Un sprint data combine 3 ingrédients essentiels :

  • des défis qui sont des problèmes contextualisés que les participants devront résoudre en un temps limité ;

  • des données souvent ouvertes à l’occasion du sprint data qui constituent le matériau sur lequel les participants travaillent

  • des participants bénévoles qui prennent ce temps pour apprendre, partager leur connaissance, mettre les compétences au défi, s’entrainer sur de nouvelles données et rencontrer d’autres participants.

2.2 Historique : du rite hacker de niche à la prolifération

Historiquement, les sprint data répliquent un des rites des hackers : les « marathons » de développement organisés pendant les conférences des communautés issues du logiciel libre. Les concours de réutilisation de données ouvertes sont aussi liés à l’émergence de deux concepts : * le crowdsourcing qui postule que la participation massive (et généralement bénévole) des internautes peut être une source majeure de création de valeur, voire de renouvellement de la démocratie ; * l’innovation ouverte consistant à diffuser une partie de l’information stratégique à des acteurs extérieurs qui, par la mise en compétition ou leur nombre, peuvent s’avérer plus efficients que la simple mobilisation des ressources internes de l’organisation.

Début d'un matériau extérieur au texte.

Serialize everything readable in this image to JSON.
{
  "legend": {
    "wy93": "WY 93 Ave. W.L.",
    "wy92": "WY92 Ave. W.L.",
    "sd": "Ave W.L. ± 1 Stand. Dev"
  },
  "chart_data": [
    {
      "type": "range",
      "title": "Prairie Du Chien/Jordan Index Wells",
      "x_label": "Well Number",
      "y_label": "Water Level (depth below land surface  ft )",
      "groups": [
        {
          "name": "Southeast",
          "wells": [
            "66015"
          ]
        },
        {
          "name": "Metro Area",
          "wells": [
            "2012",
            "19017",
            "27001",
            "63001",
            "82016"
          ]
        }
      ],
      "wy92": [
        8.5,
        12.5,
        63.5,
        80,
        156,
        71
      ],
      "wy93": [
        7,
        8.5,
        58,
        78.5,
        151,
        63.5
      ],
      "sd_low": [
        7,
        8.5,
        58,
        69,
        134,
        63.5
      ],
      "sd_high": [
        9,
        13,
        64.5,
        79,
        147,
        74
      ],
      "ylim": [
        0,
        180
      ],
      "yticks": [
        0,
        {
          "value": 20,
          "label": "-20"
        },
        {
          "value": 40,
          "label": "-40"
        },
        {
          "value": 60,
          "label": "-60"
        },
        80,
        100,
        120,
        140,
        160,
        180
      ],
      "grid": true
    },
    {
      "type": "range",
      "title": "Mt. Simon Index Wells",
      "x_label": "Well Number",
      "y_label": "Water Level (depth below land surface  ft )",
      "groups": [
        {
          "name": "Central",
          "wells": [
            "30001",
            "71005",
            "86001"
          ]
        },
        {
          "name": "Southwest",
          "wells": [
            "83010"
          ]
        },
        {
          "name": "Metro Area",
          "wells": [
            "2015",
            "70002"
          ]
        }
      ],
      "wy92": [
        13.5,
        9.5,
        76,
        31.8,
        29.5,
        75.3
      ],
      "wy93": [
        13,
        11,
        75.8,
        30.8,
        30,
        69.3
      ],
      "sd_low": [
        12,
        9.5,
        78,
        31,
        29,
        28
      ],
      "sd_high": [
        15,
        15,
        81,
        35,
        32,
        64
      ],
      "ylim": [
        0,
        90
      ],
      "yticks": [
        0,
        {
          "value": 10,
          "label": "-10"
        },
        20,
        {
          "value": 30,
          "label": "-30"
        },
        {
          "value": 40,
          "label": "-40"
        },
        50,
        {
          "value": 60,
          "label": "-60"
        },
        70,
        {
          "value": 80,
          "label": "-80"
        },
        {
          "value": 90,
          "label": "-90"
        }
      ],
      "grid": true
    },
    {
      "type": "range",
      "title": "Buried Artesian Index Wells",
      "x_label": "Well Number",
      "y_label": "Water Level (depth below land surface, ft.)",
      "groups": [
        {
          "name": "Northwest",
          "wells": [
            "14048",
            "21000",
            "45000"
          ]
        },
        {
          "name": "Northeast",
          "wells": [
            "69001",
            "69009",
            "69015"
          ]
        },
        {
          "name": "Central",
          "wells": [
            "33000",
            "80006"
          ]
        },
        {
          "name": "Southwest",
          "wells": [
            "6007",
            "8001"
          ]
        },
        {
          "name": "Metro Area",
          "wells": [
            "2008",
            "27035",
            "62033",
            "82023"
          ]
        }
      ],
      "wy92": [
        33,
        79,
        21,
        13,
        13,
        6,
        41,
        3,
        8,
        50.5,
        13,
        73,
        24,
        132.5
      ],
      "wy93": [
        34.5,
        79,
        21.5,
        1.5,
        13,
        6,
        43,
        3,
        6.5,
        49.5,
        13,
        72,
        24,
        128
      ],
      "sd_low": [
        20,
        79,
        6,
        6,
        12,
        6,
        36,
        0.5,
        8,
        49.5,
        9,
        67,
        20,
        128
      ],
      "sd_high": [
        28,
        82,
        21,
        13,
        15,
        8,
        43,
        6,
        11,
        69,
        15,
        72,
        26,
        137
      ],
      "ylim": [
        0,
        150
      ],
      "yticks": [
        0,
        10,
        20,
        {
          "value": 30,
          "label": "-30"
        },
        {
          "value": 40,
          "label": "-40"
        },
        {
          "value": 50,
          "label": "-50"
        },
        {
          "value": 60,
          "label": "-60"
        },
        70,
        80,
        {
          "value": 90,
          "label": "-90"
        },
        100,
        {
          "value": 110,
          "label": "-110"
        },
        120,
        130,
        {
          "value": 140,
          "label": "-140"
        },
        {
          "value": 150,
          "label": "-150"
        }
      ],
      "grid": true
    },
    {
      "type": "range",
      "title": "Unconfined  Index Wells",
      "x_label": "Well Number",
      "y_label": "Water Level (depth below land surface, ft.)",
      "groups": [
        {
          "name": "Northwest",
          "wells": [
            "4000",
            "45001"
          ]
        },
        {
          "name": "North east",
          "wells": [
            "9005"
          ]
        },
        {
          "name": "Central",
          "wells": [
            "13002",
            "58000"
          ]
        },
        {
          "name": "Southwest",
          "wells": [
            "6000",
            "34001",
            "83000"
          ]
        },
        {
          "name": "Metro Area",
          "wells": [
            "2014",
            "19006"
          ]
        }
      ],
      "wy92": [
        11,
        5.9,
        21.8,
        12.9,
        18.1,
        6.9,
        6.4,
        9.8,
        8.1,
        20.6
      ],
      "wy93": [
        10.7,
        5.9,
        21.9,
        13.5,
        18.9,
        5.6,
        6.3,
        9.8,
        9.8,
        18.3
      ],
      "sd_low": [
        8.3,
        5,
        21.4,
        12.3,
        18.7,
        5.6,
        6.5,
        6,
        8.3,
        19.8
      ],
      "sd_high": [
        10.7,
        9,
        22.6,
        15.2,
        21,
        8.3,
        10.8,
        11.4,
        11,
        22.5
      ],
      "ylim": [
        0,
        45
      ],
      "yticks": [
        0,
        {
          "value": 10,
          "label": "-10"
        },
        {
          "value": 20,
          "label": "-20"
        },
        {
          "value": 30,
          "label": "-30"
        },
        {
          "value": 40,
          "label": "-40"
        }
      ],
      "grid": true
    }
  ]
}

Dans le domaine des données ouvertes, Apps for Democracy a été un des premiers concours de développement de services. Il s’est tenu à Washington en 2008, quelques mois après le lancement de l’App Store d’Apple et du développement de l’écosystème des applications mobiles. Cet évènement a inspiré le développement de nombreux concours d’applications, notamment par la publication d’un guide portant sur les techniques de participation, qui a permis l’essaimage de ce modèle dans de nombreuses villes.

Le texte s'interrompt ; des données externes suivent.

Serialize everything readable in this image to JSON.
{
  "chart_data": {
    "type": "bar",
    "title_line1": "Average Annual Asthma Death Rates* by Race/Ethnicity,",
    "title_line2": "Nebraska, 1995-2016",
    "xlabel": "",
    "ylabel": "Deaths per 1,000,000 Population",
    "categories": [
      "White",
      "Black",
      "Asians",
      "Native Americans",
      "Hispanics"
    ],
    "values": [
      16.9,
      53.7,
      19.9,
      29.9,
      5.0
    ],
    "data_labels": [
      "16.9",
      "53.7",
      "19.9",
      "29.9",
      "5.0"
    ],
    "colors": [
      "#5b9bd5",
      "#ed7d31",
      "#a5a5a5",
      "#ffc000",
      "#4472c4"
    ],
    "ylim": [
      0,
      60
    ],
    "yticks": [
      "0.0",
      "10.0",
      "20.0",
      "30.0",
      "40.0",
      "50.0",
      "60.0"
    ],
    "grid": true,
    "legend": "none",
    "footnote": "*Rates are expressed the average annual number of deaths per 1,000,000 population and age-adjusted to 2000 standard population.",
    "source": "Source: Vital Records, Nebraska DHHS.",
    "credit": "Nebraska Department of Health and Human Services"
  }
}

Illustration du concours Apps for Democracy

Figure 2.1: Illustration du concours Apps for Democracy

Depuis le premier concours de réutilisation de données ouvertes en France à Rennes en 2010, les hackathons se multiplient. Tous les grands ministères ont organisé un hackathon ces dernières années : le ministère de l’intérieur dès 2014, #HackRisques ou #HackBioDiv pour l’environnement, #CodeImpot pour l’économie, Hackathon Marine pour la défense, hackathon culture et tourisme…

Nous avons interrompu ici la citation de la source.